In any case, without showing circuit details you can hardly expect helpful answers.
 

I Think Frequency fluctuation is cause of this problem, you have to do decoupling to this IC.just place capacitor to VCC and GND.
 

FvM, this oscillation on the switching frequency is detuning the attached antenna and reducing the read range of the device. There aren't many circuit details to give unfortunately, its just a simple uC controlling the on/off of the RFID IC that has the problem. power is supplied by a switching regulator but the output is smoothed with minimal voltage ripple.

honey 77, as I said in the OP I have tried your suggestion with no success.

Thanks for the quick replies.
Nodee
 

this oscillation on the switching frequency is detuning the attached antenna and reducing the read range of the device.
How should an oscillation detune a circuit?

In fact I don't understand why a 125 kHz coil matching circuit has a multi MHz resonance. I rather expect mixed up component values, shorts or other circuit faults.
 

Ok well rather than detuning the antenna the oscillation is affecting the sine wave produced causing the amplitude of the sine to be reduced and ultimately the affecting the field produced.

The uC has a 10kHz clock signal output and a 4MHz ceramic resonator connected but neither of these seem to show the issue, I am beginning to think this is a grounding issue with the individual RFID IC, is there any way I can check and confirm this?

Nodee
 

The frequency of the noise imposed on the switching signal is the same frequency as my ceramic resonator used for both uC and RFID IC, when I probe with my o-scope the crystal the clock signal very quickly decays (<30 cycles of the clock) to a 2Vdc level. On my prototype I am able to probe the resonator and the clock signal remains. I have replaced the ceramic resonator but the problem persists.

I looks although I might have found something to do with the problem but I'm not sure what this is telling me?

Any ideas?


Nodee
 

Try using a decoupling cap with an SRF near the frequency you want to eliminate. From Murata's Simsurfing tool, an 0603 4.7 uF cap has an SRF near 4 MHz.
 

Ok well rather than detuning the antenna the oscillation is affecting the sine wave produced causing the amplitude of the sine to be reduced and ultimately the affecting the field produced.
A sligtly different but rarely better interpretation of the waveform, I think.
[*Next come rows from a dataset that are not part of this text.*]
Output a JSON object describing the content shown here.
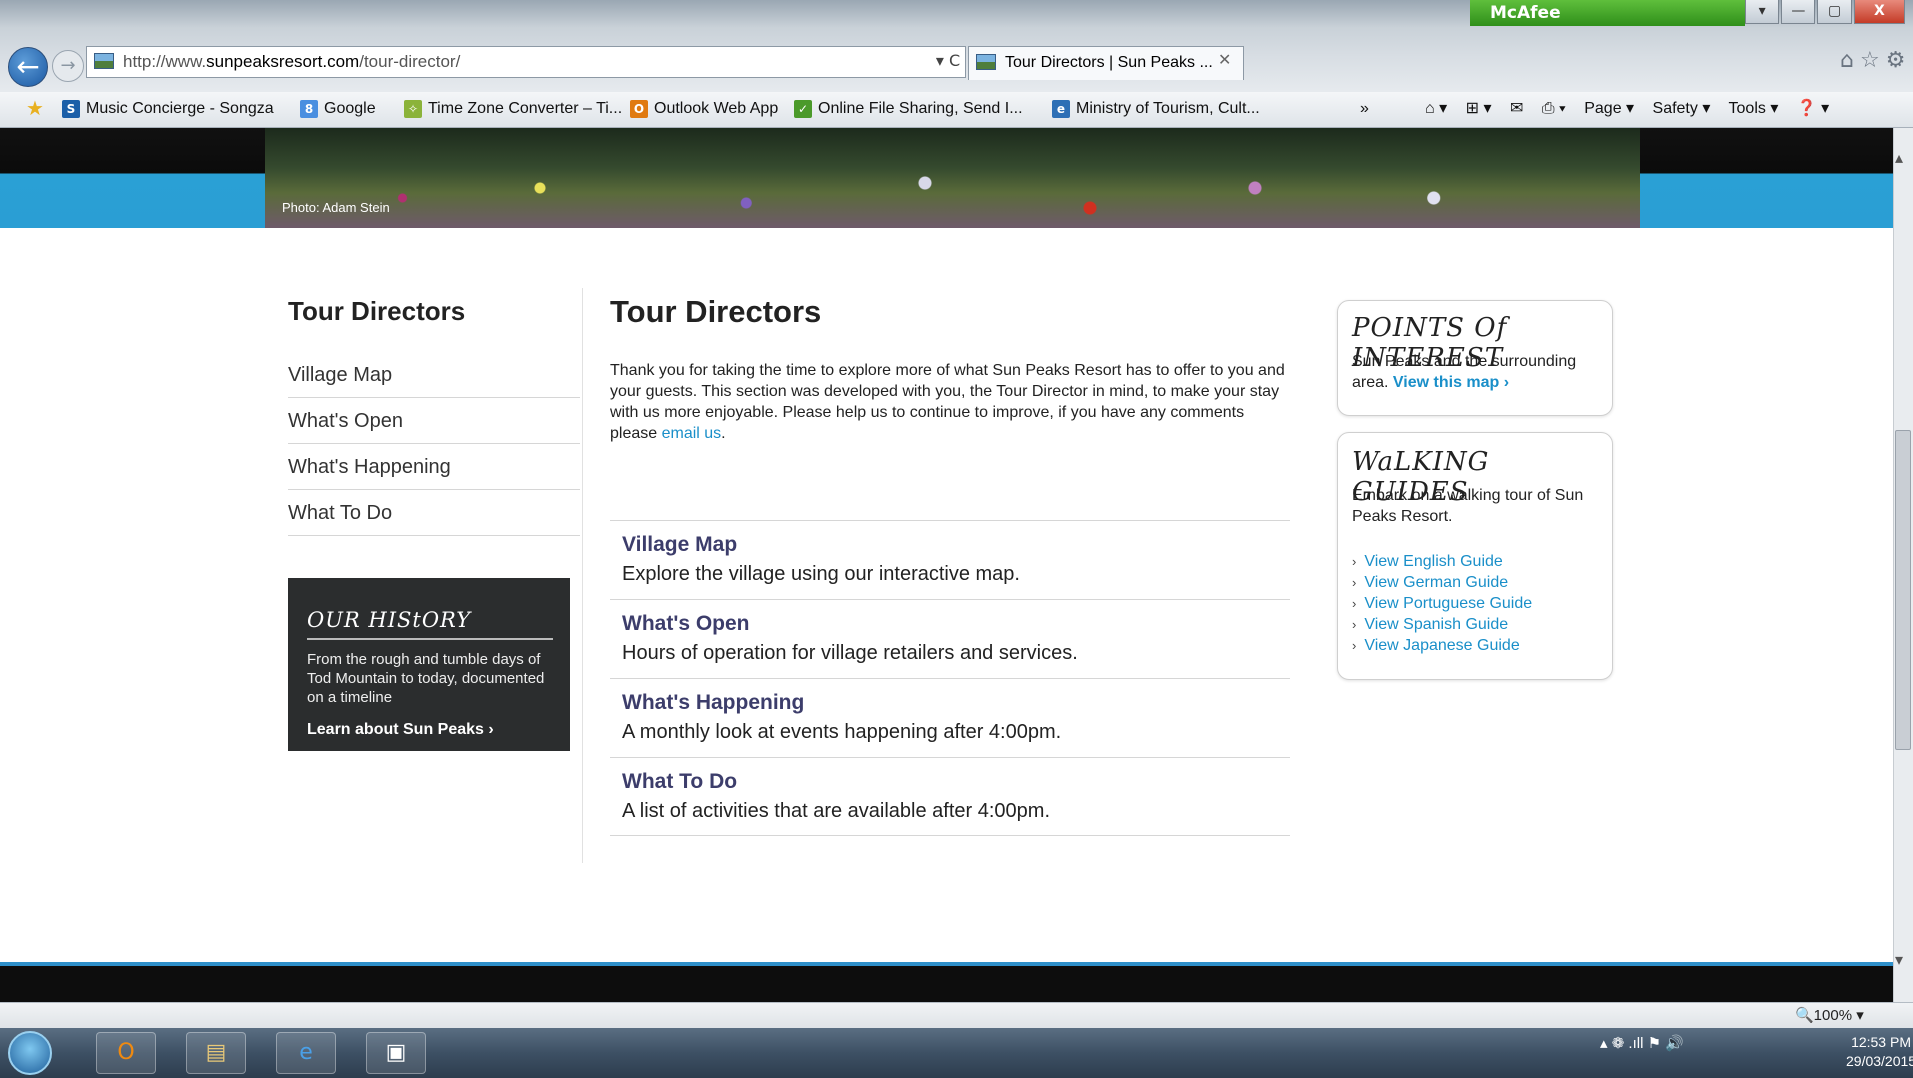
{
  "browser": {
    "mcafee": "McAfee",
    "window_controls": [
      "▾",
      "—",
      "▢",
      "X"
    ],
    "address_prefix": "http://www.",
    "address_host": "sunpeaksresort.com",
    "address_path": "/tour-director/",
    "address_tools": "▾ C",
    "tab_title": "Tour Directors | Sun Peaks ...",
    "tab_close": "✕",
    "top_icons": "⌂☆⚙"
  },
  "favorites": [
    {
      "icon": "S",
      "label": "Music Concierge - Songza",
      "color": "#1b5fa8"
    },
    {
      "icon": "8",
      "label": "Google",
      "color": "#4a8fe0"
    },
    {
      "icon": "✧",
      "label": "Time Zone Converter – Ti...",
      "color": "#8bb33a"
    },
    {
      "icon": "O",
      "label": "Outlook Web App",
      "color": "#e07a10"
    },
    {
      "icon": "✓",
      "label": "Online File Sharing, Send I...",
      "color": "#4b9a2a"
    },
    {
      "icon": "e",
      "label": "Ministry of Tourism, Cult...",
      "color": "#2d6fb5"
    }
  ],
  "favorites_more": "»",
  "commandbar": {
    "home": "⌂ ▾",
    "feeds": "⊞ ▾",
    "mail": "✉",
    "print": "⎙ ▾",
    "page": "Page ▾",
    "safety": "Safety ▾",
    "tools": "Tools ▾",
    "help": "❓ ▾"
  },
  "hero": {
    "credit": "Photo: Adam Stein"
  },
  "sidebar": {
    "title": "Tour Directors",
    "items": [
      {
        "label": "Village Map"
      },
      {
        "label": "What's Open"
      },
      {
        "label": "What's Happening"
      },
      {
        "label": "What To Do"
      }
    ]
  },
  "history": {
    "title": "OUR HIStORY",
    "text": "From the rough and tumble days of Tod Mountain to today, documented on a timeline",
    "link": "Learn about Sun Peaks ›"
  },
  "main": {
    "title": "Tour Directors",
    "intro": "Thank you for taking the time to explore more of what Sun Peaks Resort has to offer to you and your guests. This section was developed with you, the Tour Director in mind, to make your stay with us more enjoyable. Please help us to continue to improve, if you have any comments please ",
    "intro_link": "email us",
    "intro_end": ".",
    "entries": [
      {
        "heading": "Village Map",
        "desc": "Explore the village using our interactive map."
      },
      {
        "heading": "What's Open",
        "desc": "Hours of operation for village retailers and services."
      },
      {
        "heading": "What's Happening",
        "desc": "A monthly look at events happening after 4:00pm."
      },
      {
        "heading": "What To Do",
        "desc": "A list of activities that are available after 4:00pm."
      }
    ]
  },
  "poi": {
    "title": "POINTS Of INTEREST",
    "text": "Sun Peaks and the surrounding area. ",
    "link": "View this map ›"
  },
  "walking": {
    "title": "WaLKING GUIDES",
    "text": "Embark on a walking tour of Sun Peaks Resort.",
    "guides": [
      "View English Guide",
      "View German Guide",
      "View Portuguese Guide",
      "View Spanish Guide",
      "View Japanese Guide"
    ]
  },
  "status": {
    "zoom": "🔍100% ▾"
  },
  "taskbar": {
    "time": "12:53 PM",
    "date": "29/03/2015",
    "tray": "▴ ❁ .ıll ⚑ 🔊"
  }
}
Once again: There's most likely a fundamental circuit fault that causes both the about 2.3 MHz oscillation (not 4 MHz, just look sharp) and the amplitude degradation.

But without knowing details about the circuit and the measurement setup, it's not clear if there's an actual fault. The oscillation may be a trivial measurement artefact (unsuffcient probe grounding, 1:1 probe with high input capaitance) and the lower field strength caused by other problems.